I just finished making a big change in the way we light up around here. I got rid of the
compact fluorescent lightbulbs in most of the household fixtures.
I tried to be green about my lighting choices--I really did. I dealt with that $7-per-bulb price tag in the hopes of realizing energy savings down the road. We tried this for quite some time. But as it got darker earlier and earlier, we realized that we just didn't want to put up with lights that took 20 minutes to reach their full (yet still inadequate) brightness. If I didn't turn on the dining-room light when I started cooking dinner, the light wouldn't be bright enough to eat by. And we like to read in the family room. There wasn't enough light coming from those CFLs to be able to do that.
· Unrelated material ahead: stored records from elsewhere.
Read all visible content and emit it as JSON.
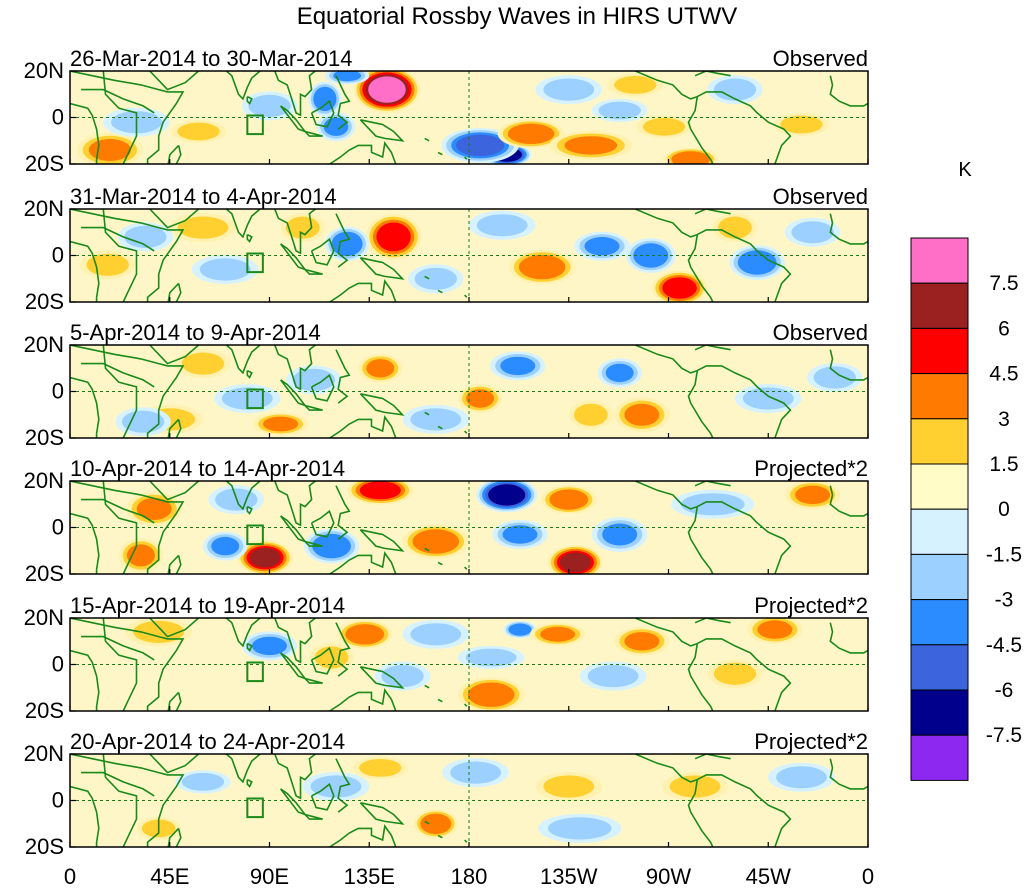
{
  "chart_data": {
    "type": "heatmap",
    "title": "Equatorial Rossby Waves in HIRS UTWV",
    "colorbar": {
      "unit": "K",
      "levels": [
        "7.5",
        "6",
        "4.5",
        "3",
        "1.5",
        "0",
        "-1.5",
        "-3",
        "-4.5",
        "-6",
        "-7.5"
      ],
      "colors": [
        "#ff6ec7",
        "#9b2020",
        "#ff0000",
        "#ff7a00",
        "#ffd030",
        "#fffcc8",
        "#d6f2ff",
        "#9cd0ff",
        "#2a8cff",
        "#3c64dc",
        "#00008c",
        "#8c28f0"
      ]
    },
    "x_ticks": [
      {
        "lon": 0,
        "label": "0"
      },
      {
        "lon": 45,
        "label": "45E"
      },
      {
        "lon": 90,
        "label": "90E"
      },
      {
        "lon": 135,
        "label": "135E"
      },
      {
        "lon": 180,
        "label": "180"
      },
      {
        "lon": 225,
        "label": "135W"
      },
      {
        "lon": 270,
        "label": "90W"
      },
      {
        "lon": 315,
        "label": "45W"
      },
      {
        "lon": 360,
        "label": "0"
      }
    ],
    "y_ticks": [
      {
        "lat": 20,
        "label": "20N"
      },
      {
        "lat": 0,
        "label": "0"
      },
      {
        "lat": -20,
        "label": "20S"
      }
    ],
    "panels": [
      {
        "period": "26-Mar-2014 to 30-Mar-2014",
        "kind": "Observed",
        "anomalies": [
          {
            "lon": 143,
            "lat": 12,
            "rx": 12,
            "ry": 8,
            "v": 8
          },
          {
            "lon": 115,
            "lat": 8,
            "rx": 6,
            "ry": 6,
            "v": -4
          },
          {
            "lon": 120,
            "lat": -4,
            "rx": 7,
            "ry": 5,
            "v": -3
          },
          {
            "lon": 125,
            "lat": 18,
            "rx": 8,
            "ry": 3,
            "v": -3
          },
          {
            "lon": 197,
            "lat": -16,
            "rx": 9,
            "ry": 4,
            "v": -7
          },
          {
            "lon": 185,
            "lat": -12,
            "rx": 14,
            "ry": 6,
            "v": -5
          },
          {
            "lon": 208,
            "lat": -7,
            "rx": 12,
            "ry": 5,
            "v": 4
          },
          {
            "lon": 280,
            "lat": -18,
            "rx": 10,
            "ry": 4,
            "v": 4
          },
          {
            "lon": 268,
            "lat": -4,
            "rx": 10,
            "ry": 4,
            "v": 2
          },
          {
            "lon": 248,
            "lat": 3,
            "rx": 10,
            "ry": 4,
            "v": -2
          },
          {
            "lon": 18,
            "lat": -14,
            "rx": 12,
            "ry": 6,
            "v": 3
          },
          {
            "lon": 58,
            "lat": -6,
            "rx": 10,
            "ry": 4,
            "v": 2
          },
          {
            "lon": 30,
            "lat": -2,
            "rx": 12,
            "ry": 5,
            "v": -2
          },
          {
            "lon": 90,
            "lat": 5,
            "rx": 10,
            "ry": 5,
            "v": -2
          },
          {
            "lon": 235,
            "lat": -12,
            "rx": 15,
            "ry": 5,
            "v": 3
          },
          {
            "lon": 225,
            "lat": 12,
            "rx": 12,
            "ry": 5,
            "v": -2
          },
          {
            "lon": 330,
            "lat": -3,
            "rx": 10,
            "ry": 4,
            "v": 2
          },
          {
            "lon": 300,
            "lat": 12,
            "rx": 10,
            "ry": 5,
            "v": -2
          },
          {
            "lon": 255,
            "lat": 14,
            "rx": 10,
            "ry": 4,
            "v": 2
          }
        ]
      },
      {
        "period": "31-Mar-2014 to 4-Apr-2014",
        "kind": "Observed",
        "anomalies": [
          {
            "lon": 146,
            "lat": 8,
            "rx": 10,
            "ry": 8,
            "v": 5
          },
          {
            "lon": 125,
            "lat": 5,
            "rx": 8,
            "ry": 6,
            "v": -4
          },
          {
            "lon": 213,
            "lat": -5,
            "rx": 12,
            "ry": 6,
            "v": 4
          },
          {
            "lon": 275,
            "lat": -14,
            "rx": 10,
            "ry": 6,
            "v": 5
          },
          {
            "lon": 262,
            "lat": 0,
            "rx": 9,
            "ry": 6,
            "v": -4
          },
          {
            "lon": 240,
            "lat": 4,
            "rx": 10,
            "ry": 5,
            "v": -3
          },
          {
            "lon": 310,
            "lat": -3,
            "rx": 10,
            "ry": 6,
            "v": -4
          },
          {
            "lon": 17,
            "lat": -4,
            "rx": 10,
            "ry": 5,
            "v": 2
          },
          {
            "lon": 70,
            "lat": -6,
            "rx": 12,
            "ry": 5,
            "v": -2
          },
          {
            "lon": 60,
            "lat": 12,
            "rx": 12,
            "ry": 5,
            "v": 2
          },
          {
            "lon": 105,
            "lat": 12,
            "rx": 8,
            "ry": 5,
            "v": 2
          },
          {
            "lon": 165,
            "lat": -10,
            "rx": 10,
            "ry": 5,
            "v": -2
          },
          {
            "lon": 300,
            "lat": 12,
            "rx": 8,
            "ry": 5,
            "v": 2
          },
          {
            "lon": 335,
            "lat": 10,
            "rx": 10,
            "ry": 5,
            "v": -2
          },
          {
            "lon": 195,
            "lat": 13,
            "rx": 12,
            "ry": 5,
            "v": -2
          },
          {
            "lon": 34,
            "lat": 8,
            "rx": 10,
            "ry": 5,
            "v": -2
          }
        ]
      },
      {
        "period": "5-Apr-2014 to 9-Apr-2014",
        "kind": "Observed",
        "anomalies": [
          {
            "lon": 140,
            "lat": 10,
            "rx": 8,
            "ry": 5,
            "v": 3
          },
          {
            "lon": 202,
            "lat": 11,
            "rx": 10,
            "ry": 5,
            "v": -3
          },
          {
            "lon": 185,
            "lat": -3,
            "rx": 8,
            "ry": 5,
            "v": 3
          },
          {
            "lon": 248,
            "lat": 8,
            "rx": 8,
            "ry": 5,
            "v": -3
          },
          {
            "lon": 258,
            "lat": -10,
            "rx": 10,
            "ry": 6,
            "v": 3
          },
          {
            "lon": 235,
            "lat": -10,
            "rx": 8,
            "ry": 5,
            "v": 2
          },
          {
            "lon": 95,
            "lat": -14,
            "rx": 10,
            "ry": 4,
            "v": 3
          },
          {
            "lon": 80,
            "lat": -3,
            "rx": 12,
            "ry": 5,
            "v": -2
          },
          {
            "lon": 45,
            "lat": -12,
            "rx": 12,
            "ry": 5,
            "v": 2
          },
          {
            "lon": 33,
            "lat": -13,
            "rx": 10,
            "ry": 5,
            "v": -2
          },
          {
            "lon": 315,
            "lat": -3,
            "rx": 12,
            "ry": 5,
            "v": -2
          },
          {
            "lon": 165,
            "lat": -12,
            "rx": 12,
            "ry": 5,
            "v": -2
          },
          {
            "lon": 110,
            "lat": 5,
            "rx": 10,
            "ry": 5,
            "v": -2
          },
          {
            "lon": 345,
            "lat": 6,
            "rx": 10,
            "ry": 5,
            "v": -2
          },
          {
            "lon": 60,
            "lat": 12,
            "rx": 10,
            "ry": 5,
            "v": 2
          }
        ]
      },
      {
        "period": "10-Apr-2014 to 14-Apr-2014",
        "kind": "Projected*2",
        "anomalies": [
          {
            "lon": 197,
            "lat": 14,
            "rx": 11,
            "ry": 6,
            "v": -7
          },
          {
            "lon": 140,
            "lat": 16,
            "rx": 12,
            "ry": 5,
            "v": 5
          },
          {
            "lon": 228,
            "lat": -15,
            "rx": 10,
            "ry": 6,
            "v": 6
          },
          {
            "lon": 88,
            "lat": -13,
            "rx": 10,
            "ry": 6,
            "v": 6
          },
          {
            "lon": 165,
            "lat": -6,
            "rx": 12,
            "ry": 6,
            "v": 4
          },
          {
            "lon": 225,
            "lat": 12,
            "rx": 10,
            "ry": 5,
            "v": 4
          },
          {
            "lon": 335,
            "lat": 14,
            "rx": 10,
            "ry": 5,
            "v": 3
          },
          {
            "lon": 38,
            "lat": 8,
            "rx": 10,
            "ry": 6,
            "v": 3
          },
          {
            "lon": 32,
            "lat": -12,
            "rx": 8,
            "ry": 6,
            "v": 3
          },
          {
            "lon": 118,
            "lat": -8,
            "rx": 10,
            "ry": 6,
            "v": -4
          },
          {
            "lon": 70,
            "lat": -8,
            "rx": 8,
            "ry": 5,
            "v": -3
          },
          {
            "lon": 203,
            "lat": -3,
            "rx": 10,
            "ry": 5,
            "v": -3
          },
          {
            "lon": 248,
            "lat": -3,
            "rx": 10,
            "ry": 6,
            "v": -3
          },
          {
            "lon": 290,
            "lat": 10,
            "rx": 15,
            "ry": 5,
            "v": -2
          },
          {
            "lon": 75,
            "lat": 12,
            "rx": 10,
            "ry": 5,
            "v": -2
          }
        ]
      },
      {
        "period": "15-Apr-2014 to 19-Apr-2014",
        "kind": "Projected*2",
        "anomalies": [
          {
            "lon": 133,
            "lat": 13,
            "rx": 10,
            "ry": 5,
            "v": 4
          },
          {
            "lon": 190,
            "lat": -13,
            "rx": 12,
            "ry": 6,
            "v": 4
          },
          {
            "lon": 90,
            "lat": 8,
            "rx": 10,
            "ry": 5,
            "v": -3
          },
          {
            "lon": 118,
            "lat": 3,
            "rx": 8,
            "ry": 5,
            "v": 2
          },
          {
            "lon": 203,
            "lat": 15,
            "rx": 6,
            "ry": 3,
            "v": -4
          },
          {
            "lon": 220,
            "lat": 13,
            "rx": 10,
            "ry": 4,
            "v": 3
          },
          {
            "lon": 258,
            "lat": 10,
            "rx": 10,
            "ry": 5,
            "v": 3
          },
          {
            "lon": 318,
            "lat": 15,
            "rx": 10,
            "ry": 5,
            "v": 3
          },
          {
            "lon": 165,
            "lat": 13,
            "rx": 12,
            "ry": 5,
            "v": -2
          },
          {
            "lon": 40,
            "lat": 14,
            "rx": 12,
            "ry": 5,
            "v": 2
          },
          {
            "lon": 190,
            "lat": 3,
            "rx": 12,
            "ry": 4,
            "v": -2
          },
          {
            "lon": 245,
            "lat": -5,
            "rx": 12,
            "ry": 5,
            "v": -2
          },
          {
            "lon": 150,
            "lat": -5,
            "rx": 10,
            "ry": 5,
            "v": -2
          },
          {
            "lon": 300,
            "lat": -4,
            "rx": 10,
            "ry": 5,
            "v": 2
          }
        ]
      },
      {
        "period": "20-Apr-2014 to 24-Apr-2014",
        "kind": "Projected*2",
        "anomalies": [
          {
            "lon": 165,
            "lat": -10,
            "rx": 8,
            "ry": 5,
            "v": 4
          },
          {
            "lon": 225,
            "lat": 6,
            "rx": 12,
            "ry": 5,
            "v": 2
          },
          {
            "lon": 282,
            "lat": 6,
            "rx": 12,
            "ry": 5,
            "v": 2
          },
          {
            "lon": 183,
            "lat": 12,
            "rx": 12,
            "ry": 5,
            "v": -2
          },
          {
            "lon": 230,
            "lat": -12,
            "rx": 15,
            "ry": 5,
            "v": -2
          },
          {
            "lon": 120,
            "lat": 6,
            "rx": 12,
            "ry": 5,
            "v": -2
          },
          {
            "lon": 140,
            "lat": 14,
            "rx": 10,
            "ry": 4,
            "v": 2
          },
          {
            "lon": 330,
            "lat": 10,
            "rx": 12,
            "ry": 5,
            "v": -2
          },
          {
            "lon": 60,
            "lat": 8,
            "rx": 10,
            "ry": 4,
            "v": -2
          },
          {
            "lon": 40,
            "lat": -12,
            "rx": 8,
            "ry": 4,
            "v": 2
          }
        ]
      }
    ]
  }
}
Call me old-fashioned; I've gone back to those good old incandescent bulbs. Put a hundred-watter into a lamp, and you could land a plane in the living room. Those CFLs are fine if you don't want to see the food you're eating, and if you don't ever plan to read after sunset.
We also discovered that CFLs don't work so well in fixtures that hang upside-down, like hallway lights. The "green" bulb in our upstairs hall light--the light that's on from dark 'til dawn every single night--only lasts about 2 months longer than a standard light bulb, yet costs a whole lot more.
I won't completely write off the CFLs, but I'm going to be a lot more careful where I use them. Let me know when they invent some energy-saving bulbs that are as bright as sunlight the instant you flip the switch, and I'll be happy to switch back.